Das weltweit meistverkaufte Unkrautvernichtungsmittel Roundup mit dem Wirkstoff Glyphosat galt vier Jahrzehnte lang als unproblematisch für Regenwürmer. Bis ein österreichisches Forscherteam der Universität für Bodenkultur (BOKU) vor kurzem feststellte, dass handelsübliche Glyphosat-hältige Pflanzenschutzmittel die Aktivität und Fortpflanzung von Regenwürmern gravierend beeinträchtigen.

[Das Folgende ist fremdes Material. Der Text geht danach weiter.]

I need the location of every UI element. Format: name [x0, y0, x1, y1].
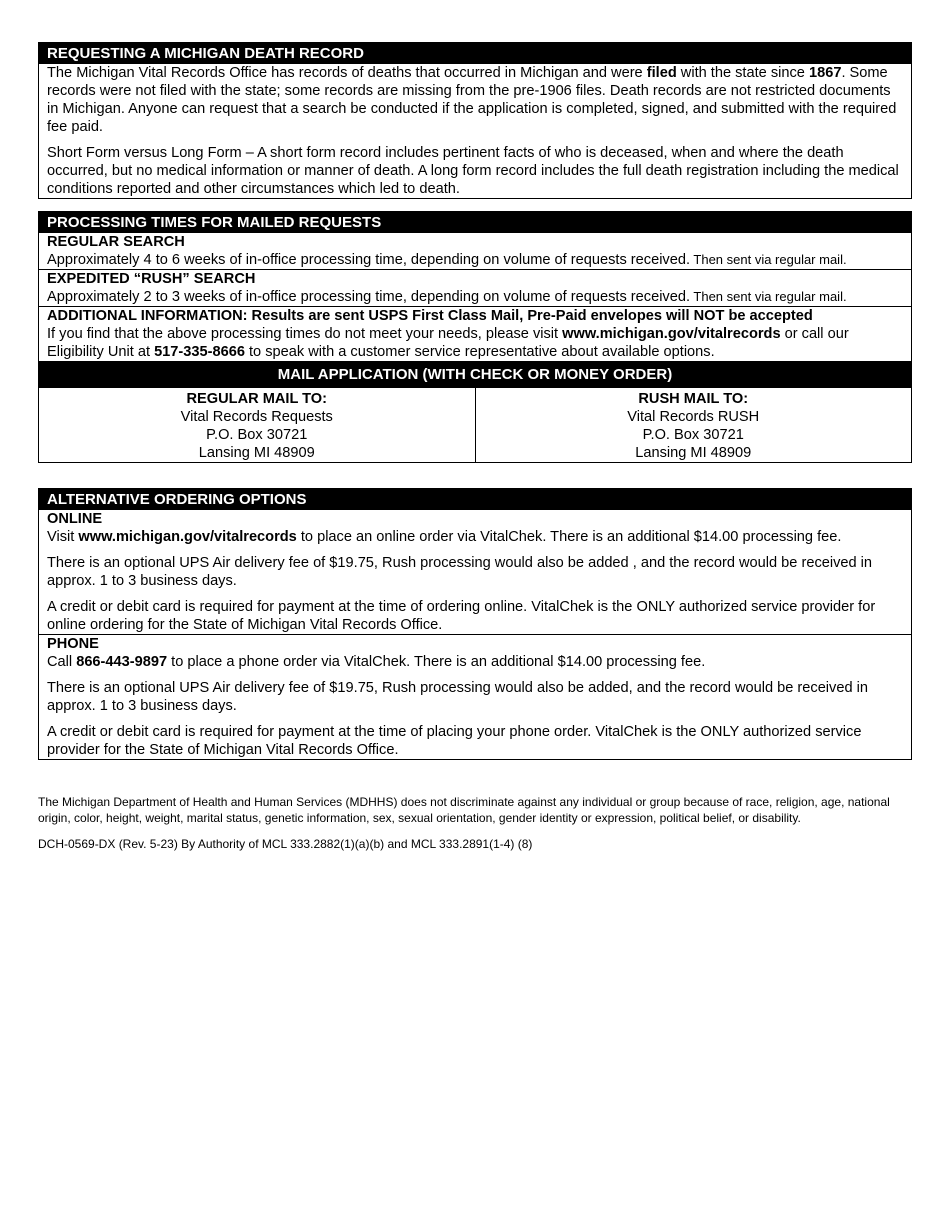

Dieser offensichtliche Widerspruch zwischen der behördlichen Risikoeinschätzung einerseits und den Ergebnissen der Wissenschaftler andererseits veranlasste uns zu einem Vergleich der jeweils angewendeten Untersuchungsmethoden. Wenig erfreuliches Fazit dieser Analyse: Mit den realitätsfernen Versuchsanordnungen im Zulassungsverfahren ließen sich auch in hundert Jahren noch keine negativen Auswirkungen der untersuchten Produkte auf Regenwürmer nachweisen.
BOKU-Studie findet
dramatische Auswirkungen auf Regenwürmer
Die BOKU-Studie simuliert in verkleinertem Maßstab, was auf unseren Äckern täglich hundertfach von statten geht: Das Totspritzen von Beikräutern mit Unkrautvernichtungsmitteln auf Glyphosat-Basis. Dazu wurden 45-Liter-Töpfe mit Erde befüllt und mit natürlichen Beikräutern (gewöhnlicher Löwenzahn, Weißklee und Knäuelgras) bepflanzt. Dazu kamen noch die zwei häufigsten Regenwurmarten, der tiefgrabende Tauwurm (Lumbricus terrestris) und der horizontalbohrende Wiesenwurm (Aporrectodea caliginosa). Die Beikräuter wurden mit handelsüblichen Roundup-Produkten gespritzt. Sie starben nach wenigen Tagen ab und dienten den Regenwürmern als reichliche Nahrungsquelle. Sechs Wochen später ließ sich bei den Regenwürmern eine 60-prozentige Abnahme der Fortpflanzung und Aktivität feststellen.
Realitätsferne
Industriestudien
verschleiern schädliche Pestizidwirkung
Zur Bewertung des Risikos für Regenwürmer wurden 2002 im europäischen Erstzulassungsverfahren von Glyphosat insgesamt neun sogenannte „regulatorische Studien“ einbezogen. Das teilte die österreichische Pestizid-Zulassungsbehörde AGES/BAES auf Anfrage mit. Auf den ersten Blick scheint diese Anzahl beachtlich. Doch acht dieser neun regulatorischen Studien sind simple Labortests zur Ermittlung der akuten Toxizität gemäß der Richtlinie „OECD-Guideline 207“. Dabei werden Würmer über ein Pestizid-getränktes Filterpapier oder in künstlichem Erd-Substrat unmittelbar dem Pestizid ausgesetzt. So wird die „letale Dosis“ (LD50) ermittelt, bei der die Hälfte der Regenwürmer innerhalb von 14 Tagen stirbt.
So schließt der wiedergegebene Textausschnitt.